The Media Centre for National Security official said the rebel boats were heading to Kankasanthurai port, which is part of the maritime lifeline for the military’s 43,000 troops in northern Jaffna peninsula.
Military supplies and reinforcements are shipped along the east coast of the teardrop shaped island from Trincomalee port in the northeast to Kankasanthurai.
Military spokesman Brig. Prasad Samarasinghe said the military yesterday continued to pound rebel artillery bases in Sampur, south of Trincomalee.

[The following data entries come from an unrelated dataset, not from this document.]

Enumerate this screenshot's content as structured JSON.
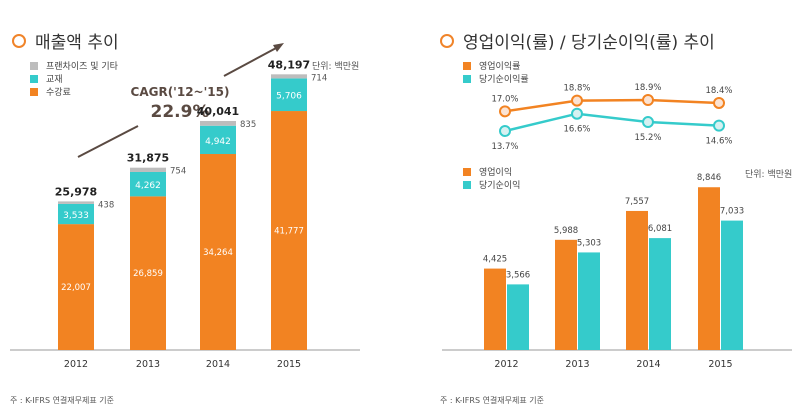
{
  "colors": {
    "orange": "#f28322",
    "teal": "#35cbcb",
    "gray": "#bdbdbd",
    "axis": "#999999",
    "arrow": "#5a4a42",
    "text": "#333333"
  },
  "left": {
    "title": "매출액 추이",
    "unit": "단위: 백만원",
    "note": "주 : K-IFRS 연결재무제표 기준",
    "legend": [
      "프랜차이즈 및 기타",
      "교재",
      "수강료"
    ],
    "cagr_label": "CAGR('12~'15)",
    "cagr_value": "22.9%"
  },
  "right": {
    "title": "영업이익(률) / 당기순이익(률) 추이",
    "unit": "단위: 백만원",
    "note": "주 : K-IFRS 연결재무제표 기준",
    "line_legend": [
      "영업이익률",
      "당기순이익률"
    ],
    "bar_legend": [
      "영업이익",
      "당기순이익"
    ]
  },
  "chart_data": [
    {
      "type": "bar",
      "stacked": true,
      "title": "매출액 추이",
      "categories": [
        "2012",
        "2013",
        "2014",
        "2015"
      ],
      "series": [
        {
          "name": "수강료",
          "values": [
            22007,
            26859,
            34264,
            41777
          ],
          "labels": [
            "22,007",
            "26,859",
            "34,264",
            "41,777"
          ]
        },
        {
          "name": "교재",
          "values": [
            3533,
            4262,
            4942,
            5706
          ],
          "labels": [
            "3,533",
            "4,262",
            "4,942",
            "5,706"
          ]
        },
        {
          "name": "프랜차이즈 및 기타",
          "values": [
            438,
            754,
            835,
            714
          ],
          "labels": [
            "438",
            "754",
            "835",
            "714"
          ]
        }
      ],
      "totals": [
        25978,
        31875,
        40041,
        48197
      ],
      "total_labels": [
        "25,978",
        "31,875",
        "40,041",
        "48,197"
      ],
      "annotation": "CAGR('12~'15) 22.9%",
      "ylim": [
        0,
        50000
      ]
    },
    {
      "type": "line",
      "title": "영업이익률 / 당기순이익률",
      "categories": [
        "2012",
        "2013",
        "2014",
        "2015"
      ],
      "series": [
        {
          "name": "영업이익률",
          "values": [
            17.0,
            18.8,
            18.9,
            18.4
          ],
          "labels": [
            "17.0%",
            "18.8%",
            "18.9%",
            "18.4%"
          ]
        },
        {
          "name": "당기순이익률",
          "values": [
            13.7,
            16.6,
            15.2,
            14.6
          ],
          "labels": [
            "13.7%",
            "16.6%",
            "15.2%",
            "14.6%"
          ]
        }
      ]
    },
    {
      "type": "bar",
      "title": "영업이익 / 당기순이익",
      "categories": [
        "2012",
        "2013",
        "2014",
        "2015"
      ],
      "series": [
        {
          "name": "영업이익",
          "values": [
            4425,
            5988,
            7557,
            8846
          ],
          "labels": [
            "4,425",
            "5,988",
            "7,557",
            "8,846"
          ]
        },
        {
          "name": "당기순이익",
          "values": [
            3566,
            5303,
            6081,
            7033
          ],
          "labels": [
            "3,566",
            "5,303",
            "6,081",
            "7,033"
          ]
        }
      ],
      "ylim": [
        0,
        10000
      ]
    }
  ]
}
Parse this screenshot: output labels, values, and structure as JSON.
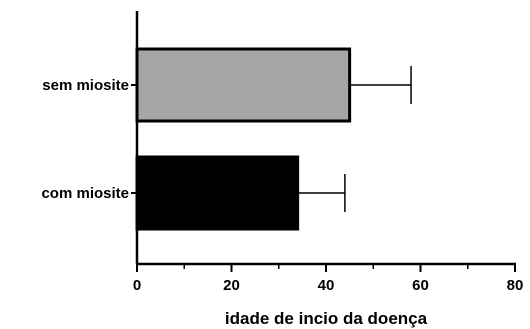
{
  "chart_data": {
    "type": "bar",
    "orientation": "horizontal",
    "title": "",
    "xlabel": "idade de incio da doença",
    "ylabel": "",
    "xlim": [
      0,
      80
    ],
    "x_ticks": [
      "0",
      "20",
      "40",
      "60",
      "80"
    ],
    "grid": false,
    "legend": "none",
    "categories": [
      "sem miosite",
      "com miosite"
    ],
    "values": [
      45,
      34
    ],
    "error": [
      13,
      10
    ],
    "bar_colors": [
      "#a6a6a6",
      "#000000"
    ],
    "error_bar_color": "#000000",
    "axis_color": "#000000"
  }
}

Insurgents in Sampur have been firing artillery and mortars at the Trincomalee port, and the military launched an operation Sunday to flush rebels from the area. Sampur is a 50-square km area across the lagoon from the Trincomalee naval base.
The military claims to have killed 101 Tigers and wounded 100 more in the combined navy, army and air force operation since Sunday. Only 14 soldiers have been killed, it says.
The rebels reported 82 deaths – 50 government soldiers, 12 rebel fighters and 20 civilians.
The push to retake Sampur has opened a new front in the country’s more than two-decade civil conflict with the rebels, who want to establish a homeland for the country’s ethnic Tamil minority, claiming discrimination by the majority Sinhalese.
In recent months, Sri Lanka has returned to the brink of full-scale civil war with hundreds of fighters and civilians killed in major offensives. However, neither side has officially withdrawn from a 2002 Norway-brokered ceasefire.
About 220,000 people have been made homeless by near-daily shelling, airstrikes and artillery fire since April, according to the United Nations.
The Tigers have fought the government since 1983. The conflict killed more than 65,000 people before the ceasefire.